The Canary is a favourite of the Corbyn fans and, believe me, it is strictly for the birds. Breathless would-be newshounds serve up a stories which are purely designed to reinforce the existing viewpoints of the Alt Left brigade. Their stock-in-trade is taking something fairly obvious – far-left activists being suspended from Labour, for instance – and dressing it up as if it’s some kind of revelation or scoop. (When their hacks explain internal Labour politics, I often find reads as if it’s written for people who have only got involved in the past year. By people who learnt about it themselves six months earlier.)

But what’s this I see on The Canary?

It couldn’t be, could it? An advertisement?

For something that I might actually be interested in? A targeted ad on the right-hand side on the page?

How long before The Canary itself is part of the MSM?

The Huffington Post started out as a blog, after all. Perez Hilton used to be a one-man band, rather than a one-off brand.

If enough of us started to sift through the droppings from the Canary cage, would that signal that it was now ‘mainstream’?

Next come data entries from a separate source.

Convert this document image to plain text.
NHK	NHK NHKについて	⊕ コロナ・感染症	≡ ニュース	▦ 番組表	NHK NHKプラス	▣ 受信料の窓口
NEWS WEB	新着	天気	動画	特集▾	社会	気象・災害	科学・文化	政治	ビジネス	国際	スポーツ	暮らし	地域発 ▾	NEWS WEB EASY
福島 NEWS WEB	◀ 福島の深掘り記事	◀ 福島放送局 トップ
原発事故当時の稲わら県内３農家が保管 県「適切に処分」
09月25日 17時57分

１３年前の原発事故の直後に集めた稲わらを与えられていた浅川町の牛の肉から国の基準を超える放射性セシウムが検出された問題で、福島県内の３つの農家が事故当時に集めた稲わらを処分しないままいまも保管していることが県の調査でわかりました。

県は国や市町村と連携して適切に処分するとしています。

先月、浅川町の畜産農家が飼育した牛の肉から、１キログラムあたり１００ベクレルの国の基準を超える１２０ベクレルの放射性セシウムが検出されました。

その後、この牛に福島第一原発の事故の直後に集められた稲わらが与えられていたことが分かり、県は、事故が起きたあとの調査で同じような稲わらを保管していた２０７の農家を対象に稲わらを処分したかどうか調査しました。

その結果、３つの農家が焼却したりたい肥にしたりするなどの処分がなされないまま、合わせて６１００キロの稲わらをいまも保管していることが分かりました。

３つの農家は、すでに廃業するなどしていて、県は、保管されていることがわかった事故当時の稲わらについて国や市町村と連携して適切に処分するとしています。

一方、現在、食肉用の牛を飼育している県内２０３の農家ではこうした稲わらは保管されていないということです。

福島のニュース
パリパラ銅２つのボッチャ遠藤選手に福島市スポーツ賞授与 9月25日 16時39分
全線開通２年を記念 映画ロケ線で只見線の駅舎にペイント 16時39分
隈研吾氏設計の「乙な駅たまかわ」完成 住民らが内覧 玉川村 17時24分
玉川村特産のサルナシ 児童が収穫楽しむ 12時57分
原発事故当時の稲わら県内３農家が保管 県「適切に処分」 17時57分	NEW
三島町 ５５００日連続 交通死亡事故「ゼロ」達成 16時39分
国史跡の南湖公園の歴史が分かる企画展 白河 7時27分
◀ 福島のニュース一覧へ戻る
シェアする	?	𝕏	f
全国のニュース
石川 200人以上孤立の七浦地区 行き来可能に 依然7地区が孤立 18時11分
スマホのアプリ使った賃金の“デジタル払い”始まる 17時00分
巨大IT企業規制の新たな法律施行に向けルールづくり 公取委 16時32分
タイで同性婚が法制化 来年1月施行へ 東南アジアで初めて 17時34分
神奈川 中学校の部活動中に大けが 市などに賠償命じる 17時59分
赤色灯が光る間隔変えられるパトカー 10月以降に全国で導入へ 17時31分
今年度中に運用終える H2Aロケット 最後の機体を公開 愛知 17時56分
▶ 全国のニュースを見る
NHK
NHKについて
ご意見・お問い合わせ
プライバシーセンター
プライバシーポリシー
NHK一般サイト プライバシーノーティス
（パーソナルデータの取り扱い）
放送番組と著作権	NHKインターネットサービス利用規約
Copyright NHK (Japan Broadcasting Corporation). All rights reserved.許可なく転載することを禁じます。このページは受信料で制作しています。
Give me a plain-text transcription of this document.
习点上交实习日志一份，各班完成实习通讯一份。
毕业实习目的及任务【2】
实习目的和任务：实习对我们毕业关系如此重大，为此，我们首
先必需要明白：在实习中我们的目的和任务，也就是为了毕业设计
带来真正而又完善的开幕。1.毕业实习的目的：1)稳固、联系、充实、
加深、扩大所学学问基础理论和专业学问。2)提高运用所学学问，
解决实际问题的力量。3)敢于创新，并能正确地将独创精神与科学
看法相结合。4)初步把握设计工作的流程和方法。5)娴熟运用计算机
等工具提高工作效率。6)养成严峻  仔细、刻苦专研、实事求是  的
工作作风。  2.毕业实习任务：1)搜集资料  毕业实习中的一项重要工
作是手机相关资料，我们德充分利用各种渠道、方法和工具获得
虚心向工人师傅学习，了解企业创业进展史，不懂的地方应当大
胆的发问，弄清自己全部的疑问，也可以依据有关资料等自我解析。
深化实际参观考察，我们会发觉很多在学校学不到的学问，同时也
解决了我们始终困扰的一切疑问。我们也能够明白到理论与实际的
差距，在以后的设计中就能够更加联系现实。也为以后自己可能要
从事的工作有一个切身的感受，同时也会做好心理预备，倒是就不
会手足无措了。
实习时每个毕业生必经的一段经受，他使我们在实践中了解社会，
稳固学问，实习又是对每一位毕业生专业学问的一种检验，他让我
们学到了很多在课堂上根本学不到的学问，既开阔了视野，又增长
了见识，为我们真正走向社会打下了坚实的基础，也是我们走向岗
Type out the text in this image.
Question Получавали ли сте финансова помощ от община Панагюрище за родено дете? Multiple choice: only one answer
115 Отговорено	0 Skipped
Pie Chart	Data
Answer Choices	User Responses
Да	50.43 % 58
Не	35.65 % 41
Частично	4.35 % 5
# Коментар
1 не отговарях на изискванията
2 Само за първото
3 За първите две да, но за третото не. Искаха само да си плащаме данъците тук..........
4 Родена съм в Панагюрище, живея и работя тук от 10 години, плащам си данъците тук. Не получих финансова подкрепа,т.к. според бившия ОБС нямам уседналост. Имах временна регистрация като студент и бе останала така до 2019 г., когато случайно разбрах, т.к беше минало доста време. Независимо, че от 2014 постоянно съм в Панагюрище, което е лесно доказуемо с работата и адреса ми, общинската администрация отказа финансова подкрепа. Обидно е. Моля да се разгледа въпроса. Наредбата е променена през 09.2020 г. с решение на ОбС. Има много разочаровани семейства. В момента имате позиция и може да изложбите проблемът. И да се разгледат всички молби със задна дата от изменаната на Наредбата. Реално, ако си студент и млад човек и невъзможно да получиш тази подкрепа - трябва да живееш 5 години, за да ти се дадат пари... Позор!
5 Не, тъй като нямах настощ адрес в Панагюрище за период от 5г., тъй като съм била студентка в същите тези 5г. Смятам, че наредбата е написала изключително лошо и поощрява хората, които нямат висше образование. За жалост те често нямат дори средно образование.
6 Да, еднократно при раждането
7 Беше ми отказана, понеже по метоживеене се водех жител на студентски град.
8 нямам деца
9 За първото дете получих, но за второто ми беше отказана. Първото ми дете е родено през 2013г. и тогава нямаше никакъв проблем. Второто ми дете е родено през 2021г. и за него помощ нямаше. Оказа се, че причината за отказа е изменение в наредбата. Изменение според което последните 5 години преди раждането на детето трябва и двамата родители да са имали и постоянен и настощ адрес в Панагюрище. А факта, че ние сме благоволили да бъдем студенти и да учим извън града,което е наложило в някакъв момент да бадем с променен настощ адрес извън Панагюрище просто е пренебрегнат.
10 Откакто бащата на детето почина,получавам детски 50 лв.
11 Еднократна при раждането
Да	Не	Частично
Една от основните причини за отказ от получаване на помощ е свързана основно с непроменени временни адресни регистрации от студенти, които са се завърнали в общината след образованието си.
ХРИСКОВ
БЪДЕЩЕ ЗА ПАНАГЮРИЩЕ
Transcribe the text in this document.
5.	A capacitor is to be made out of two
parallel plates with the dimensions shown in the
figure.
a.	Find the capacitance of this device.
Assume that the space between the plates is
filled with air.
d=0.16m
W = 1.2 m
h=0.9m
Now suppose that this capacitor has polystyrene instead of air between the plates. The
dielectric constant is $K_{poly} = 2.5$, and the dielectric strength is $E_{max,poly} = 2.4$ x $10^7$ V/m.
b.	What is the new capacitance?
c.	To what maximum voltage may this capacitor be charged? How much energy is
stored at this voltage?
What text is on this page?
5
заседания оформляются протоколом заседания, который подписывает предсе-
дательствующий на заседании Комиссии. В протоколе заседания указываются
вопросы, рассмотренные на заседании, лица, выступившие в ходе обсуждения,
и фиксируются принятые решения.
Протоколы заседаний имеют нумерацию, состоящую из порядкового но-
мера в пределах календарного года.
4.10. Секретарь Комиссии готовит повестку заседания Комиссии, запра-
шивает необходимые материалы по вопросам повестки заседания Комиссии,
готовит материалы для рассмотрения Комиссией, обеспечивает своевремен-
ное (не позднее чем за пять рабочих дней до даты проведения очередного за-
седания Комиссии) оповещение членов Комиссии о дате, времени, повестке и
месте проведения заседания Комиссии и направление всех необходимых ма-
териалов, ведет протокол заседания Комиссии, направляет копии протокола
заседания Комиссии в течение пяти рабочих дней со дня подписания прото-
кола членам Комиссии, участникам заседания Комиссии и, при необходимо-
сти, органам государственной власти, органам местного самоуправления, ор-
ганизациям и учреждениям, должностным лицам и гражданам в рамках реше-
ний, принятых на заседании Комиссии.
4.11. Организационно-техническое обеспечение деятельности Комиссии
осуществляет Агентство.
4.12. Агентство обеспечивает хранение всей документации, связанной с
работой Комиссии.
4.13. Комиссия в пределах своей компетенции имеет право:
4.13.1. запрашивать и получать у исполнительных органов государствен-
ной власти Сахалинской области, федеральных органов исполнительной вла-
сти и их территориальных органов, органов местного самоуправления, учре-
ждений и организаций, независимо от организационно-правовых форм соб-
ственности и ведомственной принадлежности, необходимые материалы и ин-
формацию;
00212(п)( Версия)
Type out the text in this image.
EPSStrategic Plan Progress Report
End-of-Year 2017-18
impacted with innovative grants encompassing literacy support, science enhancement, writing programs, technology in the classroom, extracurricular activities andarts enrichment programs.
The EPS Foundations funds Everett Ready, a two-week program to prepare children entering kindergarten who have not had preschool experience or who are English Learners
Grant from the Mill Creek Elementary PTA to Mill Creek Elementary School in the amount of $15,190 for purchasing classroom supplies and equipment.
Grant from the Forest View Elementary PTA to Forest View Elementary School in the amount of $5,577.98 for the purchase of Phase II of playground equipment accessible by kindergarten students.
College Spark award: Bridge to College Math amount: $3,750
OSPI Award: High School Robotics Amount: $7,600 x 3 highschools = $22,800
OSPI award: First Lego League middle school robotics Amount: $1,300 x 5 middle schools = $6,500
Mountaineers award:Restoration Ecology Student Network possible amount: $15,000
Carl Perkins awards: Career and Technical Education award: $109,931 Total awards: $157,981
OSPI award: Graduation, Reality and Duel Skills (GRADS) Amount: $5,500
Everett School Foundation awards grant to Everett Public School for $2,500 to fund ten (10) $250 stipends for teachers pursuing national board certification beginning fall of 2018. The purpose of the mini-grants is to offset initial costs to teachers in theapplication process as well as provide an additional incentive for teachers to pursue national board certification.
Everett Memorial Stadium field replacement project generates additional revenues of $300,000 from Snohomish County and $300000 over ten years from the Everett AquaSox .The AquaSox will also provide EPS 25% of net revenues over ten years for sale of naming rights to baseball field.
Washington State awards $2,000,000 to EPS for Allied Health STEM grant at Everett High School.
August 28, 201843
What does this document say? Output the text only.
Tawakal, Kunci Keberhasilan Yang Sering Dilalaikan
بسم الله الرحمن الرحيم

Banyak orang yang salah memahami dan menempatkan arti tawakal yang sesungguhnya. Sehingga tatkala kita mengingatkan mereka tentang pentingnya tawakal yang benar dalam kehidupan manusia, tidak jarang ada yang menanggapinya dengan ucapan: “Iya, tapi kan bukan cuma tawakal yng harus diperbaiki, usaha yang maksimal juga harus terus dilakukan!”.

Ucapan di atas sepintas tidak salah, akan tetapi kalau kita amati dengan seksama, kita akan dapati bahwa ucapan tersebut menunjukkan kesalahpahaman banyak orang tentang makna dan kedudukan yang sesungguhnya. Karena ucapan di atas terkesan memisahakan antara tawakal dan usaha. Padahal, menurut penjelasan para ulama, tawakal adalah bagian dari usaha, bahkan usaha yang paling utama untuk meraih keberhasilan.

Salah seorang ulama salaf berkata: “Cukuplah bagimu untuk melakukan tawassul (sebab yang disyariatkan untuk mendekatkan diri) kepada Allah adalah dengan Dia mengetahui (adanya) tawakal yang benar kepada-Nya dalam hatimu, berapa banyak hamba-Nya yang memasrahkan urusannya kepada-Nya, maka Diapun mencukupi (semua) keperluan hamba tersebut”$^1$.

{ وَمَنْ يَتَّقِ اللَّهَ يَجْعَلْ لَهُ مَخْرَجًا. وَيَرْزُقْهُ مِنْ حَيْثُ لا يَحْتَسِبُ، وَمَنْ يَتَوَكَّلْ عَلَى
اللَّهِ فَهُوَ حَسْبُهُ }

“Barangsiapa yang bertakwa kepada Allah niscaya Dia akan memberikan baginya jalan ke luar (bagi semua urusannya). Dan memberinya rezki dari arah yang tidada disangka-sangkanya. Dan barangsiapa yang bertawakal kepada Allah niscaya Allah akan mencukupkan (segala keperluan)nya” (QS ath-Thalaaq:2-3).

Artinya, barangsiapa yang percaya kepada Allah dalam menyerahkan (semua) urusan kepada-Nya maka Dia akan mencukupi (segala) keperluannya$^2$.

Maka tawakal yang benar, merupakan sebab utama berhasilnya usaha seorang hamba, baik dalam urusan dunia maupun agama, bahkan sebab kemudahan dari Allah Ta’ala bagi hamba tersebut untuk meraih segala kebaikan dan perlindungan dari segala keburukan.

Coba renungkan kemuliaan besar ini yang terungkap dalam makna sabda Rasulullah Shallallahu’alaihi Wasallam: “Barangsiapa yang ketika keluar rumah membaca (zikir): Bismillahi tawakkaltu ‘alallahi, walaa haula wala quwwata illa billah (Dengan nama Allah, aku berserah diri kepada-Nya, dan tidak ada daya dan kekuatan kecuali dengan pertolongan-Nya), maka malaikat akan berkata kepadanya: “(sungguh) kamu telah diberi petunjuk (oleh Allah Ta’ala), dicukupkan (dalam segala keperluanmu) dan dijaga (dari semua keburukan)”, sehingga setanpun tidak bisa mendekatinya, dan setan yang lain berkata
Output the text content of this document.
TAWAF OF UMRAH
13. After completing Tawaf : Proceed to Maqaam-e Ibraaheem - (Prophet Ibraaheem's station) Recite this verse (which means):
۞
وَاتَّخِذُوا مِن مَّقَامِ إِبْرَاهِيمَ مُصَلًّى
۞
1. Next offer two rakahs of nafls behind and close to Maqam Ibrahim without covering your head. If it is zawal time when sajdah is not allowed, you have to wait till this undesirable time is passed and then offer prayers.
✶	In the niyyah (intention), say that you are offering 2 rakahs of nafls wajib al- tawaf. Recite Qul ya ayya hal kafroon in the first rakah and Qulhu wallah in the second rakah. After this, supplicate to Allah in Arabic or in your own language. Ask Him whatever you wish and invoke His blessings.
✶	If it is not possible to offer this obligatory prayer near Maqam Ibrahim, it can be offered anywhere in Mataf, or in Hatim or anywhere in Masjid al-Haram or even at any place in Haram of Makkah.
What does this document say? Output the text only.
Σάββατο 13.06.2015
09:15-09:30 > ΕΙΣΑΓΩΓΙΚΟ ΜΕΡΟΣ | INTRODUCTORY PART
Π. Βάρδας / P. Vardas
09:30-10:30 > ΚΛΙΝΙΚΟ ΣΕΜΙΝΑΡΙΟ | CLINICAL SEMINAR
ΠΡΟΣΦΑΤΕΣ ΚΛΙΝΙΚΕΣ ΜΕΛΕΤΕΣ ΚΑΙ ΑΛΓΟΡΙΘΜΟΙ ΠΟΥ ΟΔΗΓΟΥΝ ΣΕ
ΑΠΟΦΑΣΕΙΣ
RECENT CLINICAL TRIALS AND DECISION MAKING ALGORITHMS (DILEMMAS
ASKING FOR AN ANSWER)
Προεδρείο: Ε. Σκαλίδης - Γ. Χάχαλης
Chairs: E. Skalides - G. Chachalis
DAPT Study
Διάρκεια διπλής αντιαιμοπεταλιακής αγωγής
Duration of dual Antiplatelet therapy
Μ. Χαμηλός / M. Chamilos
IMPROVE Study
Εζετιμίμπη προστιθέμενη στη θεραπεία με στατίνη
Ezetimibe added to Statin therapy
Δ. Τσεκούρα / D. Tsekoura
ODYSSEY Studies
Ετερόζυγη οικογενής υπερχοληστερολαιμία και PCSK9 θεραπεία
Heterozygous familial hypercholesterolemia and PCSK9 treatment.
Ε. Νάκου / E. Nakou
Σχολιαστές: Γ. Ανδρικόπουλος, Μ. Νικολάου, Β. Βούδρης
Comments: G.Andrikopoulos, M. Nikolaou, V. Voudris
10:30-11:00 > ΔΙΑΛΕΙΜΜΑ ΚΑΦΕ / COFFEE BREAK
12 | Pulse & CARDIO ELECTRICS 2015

One of the profound weaknesses of the MSM argument is that we now actually live in a world of millions of media sources. In the minds of the Corbynistas, these may be sifted neatly into ‘mainstream’ and alternative/underground. But the dividing line is not exactly neat and tidy.

And then it’s worth noting a splendid irony too.

Mainstream media seems just fine for the Corbynistas when it’s the MSM of, say, Russia or Iran.  Jeremy Corbyn was happy to present tedious shows on a channel sponsored by the regime in Tehran, while RT – widely viewed as a propaganda tool for the Kremlin – is often referenced in social media debates.  But RT (originally styled as Russia Today) is a well-funded channel with foreign bureaux, satellite links, anchors in comfy Moscow studios and plenty of advertising.

Isn’t it time for the Jezuits to be honest? Any media outlet which asks difficult questions of the saintly Jez is dismissed as ‘mainstream’. And any mainstream channel which gives him an easy ride is provided with some kind of Papal dispensation.